Posterior predictive checking for gravitational-wave detection with pulsar timing arrays. II. Posterior predictive distributions and pseudo-Bayes factors

  • 1. ROR icon California Institute of Technology

Abstract

The detection of nanoHertz gravitational waves through pulsar timing arrays hinges on identifying a common stochastic process affecting all pulsars in a correlated way across the sky. In the presence of other deterministic and stochastic processes affecting the time-of-arrival of pulses, a detection claim must be accompanied by a detailed assessment of the various physical or phenomenological models used to describe the data. In this study, we propose posterior predictive checks as a model-checking tool that relies on the predictive performance of the models with regards to new data. We derive and study predictive checks based on different components of the models, namely the Fourier coefficients of the stochastic process, the correlation pattern, and the timing residuals. We assess the ability of our checks to identify model misspecification in simulated datasets.
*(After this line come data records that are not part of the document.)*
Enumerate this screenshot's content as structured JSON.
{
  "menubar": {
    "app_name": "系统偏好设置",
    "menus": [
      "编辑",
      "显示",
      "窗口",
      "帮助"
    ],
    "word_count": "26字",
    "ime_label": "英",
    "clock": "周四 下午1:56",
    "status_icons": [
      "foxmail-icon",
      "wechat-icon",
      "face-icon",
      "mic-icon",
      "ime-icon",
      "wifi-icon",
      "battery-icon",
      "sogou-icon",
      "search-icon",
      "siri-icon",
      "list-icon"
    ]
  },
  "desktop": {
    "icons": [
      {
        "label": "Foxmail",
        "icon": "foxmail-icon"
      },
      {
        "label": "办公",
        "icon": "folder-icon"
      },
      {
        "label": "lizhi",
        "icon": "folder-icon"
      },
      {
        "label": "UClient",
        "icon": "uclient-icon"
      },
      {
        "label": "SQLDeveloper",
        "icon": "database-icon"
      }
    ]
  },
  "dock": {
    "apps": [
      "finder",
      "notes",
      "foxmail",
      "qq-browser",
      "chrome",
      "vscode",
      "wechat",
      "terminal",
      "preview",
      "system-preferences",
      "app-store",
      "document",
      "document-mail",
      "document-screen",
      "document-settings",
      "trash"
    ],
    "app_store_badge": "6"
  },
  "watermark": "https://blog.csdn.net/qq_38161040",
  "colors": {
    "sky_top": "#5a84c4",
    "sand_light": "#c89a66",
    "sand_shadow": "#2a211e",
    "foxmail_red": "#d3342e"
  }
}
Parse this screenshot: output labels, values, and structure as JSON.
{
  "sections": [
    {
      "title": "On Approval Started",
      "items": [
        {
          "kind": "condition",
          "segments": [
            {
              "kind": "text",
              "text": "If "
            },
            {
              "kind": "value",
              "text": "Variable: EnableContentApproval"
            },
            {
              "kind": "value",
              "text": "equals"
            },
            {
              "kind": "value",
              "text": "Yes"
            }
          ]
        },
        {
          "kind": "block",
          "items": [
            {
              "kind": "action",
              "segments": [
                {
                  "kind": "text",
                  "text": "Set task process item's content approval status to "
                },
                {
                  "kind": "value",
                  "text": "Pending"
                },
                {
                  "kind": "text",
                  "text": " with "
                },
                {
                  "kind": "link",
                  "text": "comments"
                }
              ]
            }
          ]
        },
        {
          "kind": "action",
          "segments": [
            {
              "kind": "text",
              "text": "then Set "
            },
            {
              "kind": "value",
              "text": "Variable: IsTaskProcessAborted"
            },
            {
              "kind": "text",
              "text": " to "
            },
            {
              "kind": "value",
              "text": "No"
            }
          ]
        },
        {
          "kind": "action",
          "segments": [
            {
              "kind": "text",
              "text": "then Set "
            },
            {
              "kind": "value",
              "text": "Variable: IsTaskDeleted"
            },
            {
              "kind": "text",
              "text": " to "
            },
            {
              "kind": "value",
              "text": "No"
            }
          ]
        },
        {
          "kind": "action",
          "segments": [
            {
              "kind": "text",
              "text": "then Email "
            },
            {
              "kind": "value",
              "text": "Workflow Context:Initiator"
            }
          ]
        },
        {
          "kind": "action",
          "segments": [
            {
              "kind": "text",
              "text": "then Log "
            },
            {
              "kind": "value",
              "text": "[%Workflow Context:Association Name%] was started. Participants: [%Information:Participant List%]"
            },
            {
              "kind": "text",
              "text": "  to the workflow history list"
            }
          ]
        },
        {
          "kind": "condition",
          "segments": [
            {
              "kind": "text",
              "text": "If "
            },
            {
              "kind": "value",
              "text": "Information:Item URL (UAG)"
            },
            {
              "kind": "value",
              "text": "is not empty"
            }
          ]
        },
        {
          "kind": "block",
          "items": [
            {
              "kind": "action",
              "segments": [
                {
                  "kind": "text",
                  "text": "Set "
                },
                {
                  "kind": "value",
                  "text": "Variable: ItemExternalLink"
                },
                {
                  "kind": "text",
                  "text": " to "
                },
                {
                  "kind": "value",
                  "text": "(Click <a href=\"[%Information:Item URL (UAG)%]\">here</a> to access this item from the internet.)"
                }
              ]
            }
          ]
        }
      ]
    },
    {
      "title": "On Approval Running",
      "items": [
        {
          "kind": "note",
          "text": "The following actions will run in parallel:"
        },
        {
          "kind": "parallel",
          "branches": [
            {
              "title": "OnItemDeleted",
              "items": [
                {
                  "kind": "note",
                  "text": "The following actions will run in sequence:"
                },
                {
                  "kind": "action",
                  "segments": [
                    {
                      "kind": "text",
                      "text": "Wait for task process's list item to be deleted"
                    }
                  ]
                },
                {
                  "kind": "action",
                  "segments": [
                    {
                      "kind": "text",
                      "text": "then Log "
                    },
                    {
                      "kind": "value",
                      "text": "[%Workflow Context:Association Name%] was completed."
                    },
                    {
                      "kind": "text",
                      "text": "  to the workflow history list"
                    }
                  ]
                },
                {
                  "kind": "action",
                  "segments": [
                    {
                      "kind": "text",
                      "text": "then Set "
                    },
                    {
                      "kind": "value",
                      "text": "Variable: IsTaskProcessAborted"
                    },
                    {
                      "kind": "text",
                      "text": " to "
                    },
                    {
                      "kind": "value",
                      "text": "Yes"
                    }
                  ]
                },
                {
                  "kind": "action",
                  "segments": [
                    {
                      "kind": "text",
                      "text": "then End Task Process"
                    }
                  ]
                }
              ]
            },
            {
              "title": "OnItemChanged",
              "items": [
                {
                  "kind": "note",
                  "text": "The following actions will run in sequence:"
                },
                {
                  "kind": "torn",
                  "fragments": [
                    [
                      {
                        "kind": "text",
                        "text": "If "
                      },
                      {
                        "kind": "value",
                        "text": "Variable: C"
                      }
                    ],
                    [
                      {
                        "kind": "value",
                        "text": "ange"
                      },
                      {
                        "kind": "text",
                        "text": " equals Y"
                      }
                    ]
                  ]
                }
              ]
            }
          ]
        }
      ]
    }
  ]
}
We find that they can accurately flag a stochastic process spectral shape that deviates from the common power-law model as well as a stochastic process that does not display the expected angular correlation pattern. Posterior predictive likelihoods derived under different assumptions about the correlation pattern can further be used to establish detection significance. In the era of nanoHertz gravitational wave detection from different pulsar-timing datasets, such tests represent an essential tool in assessing data consistency and supporting astrophysical inference.

Copyright and License

© 2023 American Physical Society.

Acknowledgement

We thank Will Farr for discussions on posterior predictive checks in the LIGO context. Our analyses make use of enterprise [52,86], scipy [87], matplotlib [88], numpy [89], pandas [90], and seaborn [91]. This work used the Extreme Science and Engineering Discovery Environment (XSEDE), supported by NSF award No. ACI-1548562, and specifically the Bridges-2 system at the Pittsburgh Supercomputing Center, supported by NSF award No. ACI-1928147. P. M. M., M. V., and K. C. were supported by the NANOGrav Physics Frontiers Center, National Science Foundation (NSF), Grant No. 2020265. Part of this research was carried out at the Jet Propulsion Laboratory, California Institute of Technology, under a contract with the National Aeronautics and Space Administration (80NM0018D0004).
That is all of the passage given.